I think what draws the posters to TPM is not raw bipartisan wedge issues, not even the "MUCK," but instead an intelligent discourse of the world around us.
I run into people fixated upon a particular idea, process, or outlook, at a loss at an alternative, call it dogma, call it group-think, call it intellectual laziness, call it an inability to pick up the bible and read it for ones-self.
I will say this: Jesus overturned the money lenders tables, he pulled an animal from the MUCK on the Sabbath, he traveled with the tax collector and the prostitute, and somehow: "In the fashion of those whom hijack religion to their own needs" we get these renegade demagogues and their supporters of an idea in absence of context.
Even Mother Teresa expressed doubts, as did Jesus. And to be candid I remain doubtful that the uneducated, the morally bankrupt, the intellectually slothful can meet the ideals that religion espouses.
Religion was intended for the masses, it is not the same as spirituality. I will say this, as you climb the summit of science, you arrive at phenomenon at an apogee of all disciplines, faith and belief in the absence of genuine understanding, and as you descend the summit of faith and phenomenon down the slope of religion, you find superstition, fear, and guilt.

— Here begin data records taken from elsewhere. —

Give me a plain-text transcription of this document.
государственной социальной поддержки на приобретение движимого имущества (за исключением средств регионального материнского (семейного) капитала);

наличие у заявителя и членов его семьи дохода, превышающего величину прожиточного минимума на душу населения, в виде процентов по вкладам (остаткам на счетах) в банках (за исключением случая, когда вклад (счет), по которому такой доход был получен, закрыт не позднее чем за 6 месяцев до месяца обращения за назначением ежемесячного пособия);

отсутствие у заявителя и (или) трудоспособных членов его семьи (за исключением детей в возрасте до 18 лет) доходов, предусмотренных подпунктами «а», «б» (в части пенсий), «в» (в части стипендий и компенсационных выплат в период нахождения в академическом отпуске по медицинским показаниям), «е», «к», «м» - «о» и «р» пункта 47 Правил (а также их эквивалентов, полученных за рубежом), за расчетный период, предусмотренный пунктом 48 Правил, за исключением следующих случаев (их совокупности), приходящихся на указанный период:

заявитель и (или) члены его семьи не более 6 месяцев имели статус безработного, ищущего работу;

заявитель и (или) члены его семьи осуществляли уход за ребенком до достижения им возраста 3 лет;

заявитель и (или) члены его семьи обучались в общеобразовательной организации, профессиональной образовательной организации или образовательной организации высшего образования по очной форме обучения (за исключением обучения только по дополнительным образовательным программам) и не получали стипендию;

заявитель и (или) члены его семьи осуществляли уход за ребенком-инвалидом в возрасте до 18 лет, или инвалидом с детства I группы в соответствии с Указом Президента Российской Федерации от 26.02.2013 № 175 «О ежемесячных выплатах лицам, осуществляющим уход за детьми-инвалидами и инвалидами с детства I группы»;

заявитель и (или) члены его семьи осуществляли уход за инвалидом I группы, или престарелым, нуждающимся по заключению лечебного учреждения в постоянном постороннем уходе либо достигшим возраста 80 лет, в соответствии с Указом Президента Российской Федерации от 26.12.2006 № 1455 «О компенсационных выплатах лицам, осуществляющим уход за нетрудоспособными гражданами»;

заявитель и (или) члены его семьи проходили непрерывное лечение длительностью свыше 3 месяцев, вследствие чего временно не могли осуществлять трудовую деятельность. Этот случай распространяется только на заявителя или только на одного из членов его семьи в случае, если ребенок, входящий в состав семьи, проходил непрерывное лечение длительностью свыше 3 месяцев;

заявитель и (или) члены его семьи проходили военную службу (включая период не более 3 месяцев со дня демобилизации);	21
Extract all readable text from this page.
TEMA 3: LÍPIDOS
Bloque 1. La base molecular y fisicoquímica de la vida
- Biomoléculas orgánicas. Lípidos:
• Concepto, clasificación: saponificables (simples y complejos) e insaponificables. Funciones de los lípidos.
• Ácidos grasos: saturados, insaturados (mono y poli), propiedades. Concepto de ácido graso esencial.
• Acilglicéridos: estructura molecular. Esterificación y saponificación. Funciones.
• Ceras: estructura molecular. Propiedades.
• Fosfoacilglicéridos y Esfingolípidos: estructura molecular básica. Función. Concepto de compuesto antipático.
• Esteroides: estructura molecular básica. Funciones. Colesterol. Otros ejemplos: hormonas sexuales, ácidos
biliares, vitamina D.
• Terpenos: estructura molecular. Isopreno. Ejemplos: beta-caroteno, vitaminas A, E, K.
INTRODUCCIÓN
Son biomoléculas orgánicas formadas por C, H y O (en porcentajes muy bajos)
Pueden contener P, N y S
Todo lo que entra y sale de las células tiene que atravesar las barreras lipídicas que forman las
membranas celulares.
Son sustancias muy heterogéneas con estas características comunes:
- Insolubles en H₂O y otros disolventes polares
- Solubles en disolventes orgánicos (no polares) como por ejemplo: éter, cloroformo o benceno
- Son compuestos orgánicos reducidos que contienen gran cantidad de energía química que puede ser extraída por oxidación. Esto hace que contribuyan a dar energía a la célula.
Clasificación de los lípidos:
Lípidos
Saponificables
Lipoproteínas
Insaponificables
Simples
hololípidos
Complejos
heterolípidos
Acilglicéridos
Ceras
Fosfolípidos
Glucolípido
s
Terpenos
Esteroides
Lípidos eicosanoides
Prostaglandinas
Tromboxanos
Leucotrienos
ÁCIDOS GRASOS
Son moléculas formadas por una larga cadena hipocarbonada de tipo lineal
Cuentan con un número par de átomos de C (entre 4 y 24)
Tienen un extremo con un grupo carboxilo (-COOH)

Martin Luther had it correct, we all have to liberate ourselves. And what that has to do with Satellites for Jesus is beyond me.
tekel wrote on October 8, 2007 5:53 PM:An open letter to Gary Richardson: do us all a favor. After you get the milk, kill the cow, burn the carcass, and salt the ground so that nothing can ever grow. And post the video to youtube.
And while you're at it, see if you can get their accreditation revoked, so that all of the poor saps who went to school there lose their worthless degrees.
noshrub wrote on October 8, 2007 8:47 PM:I want to know about those late-night text messages that Lindsey Roberts sent to "underage males." HUH??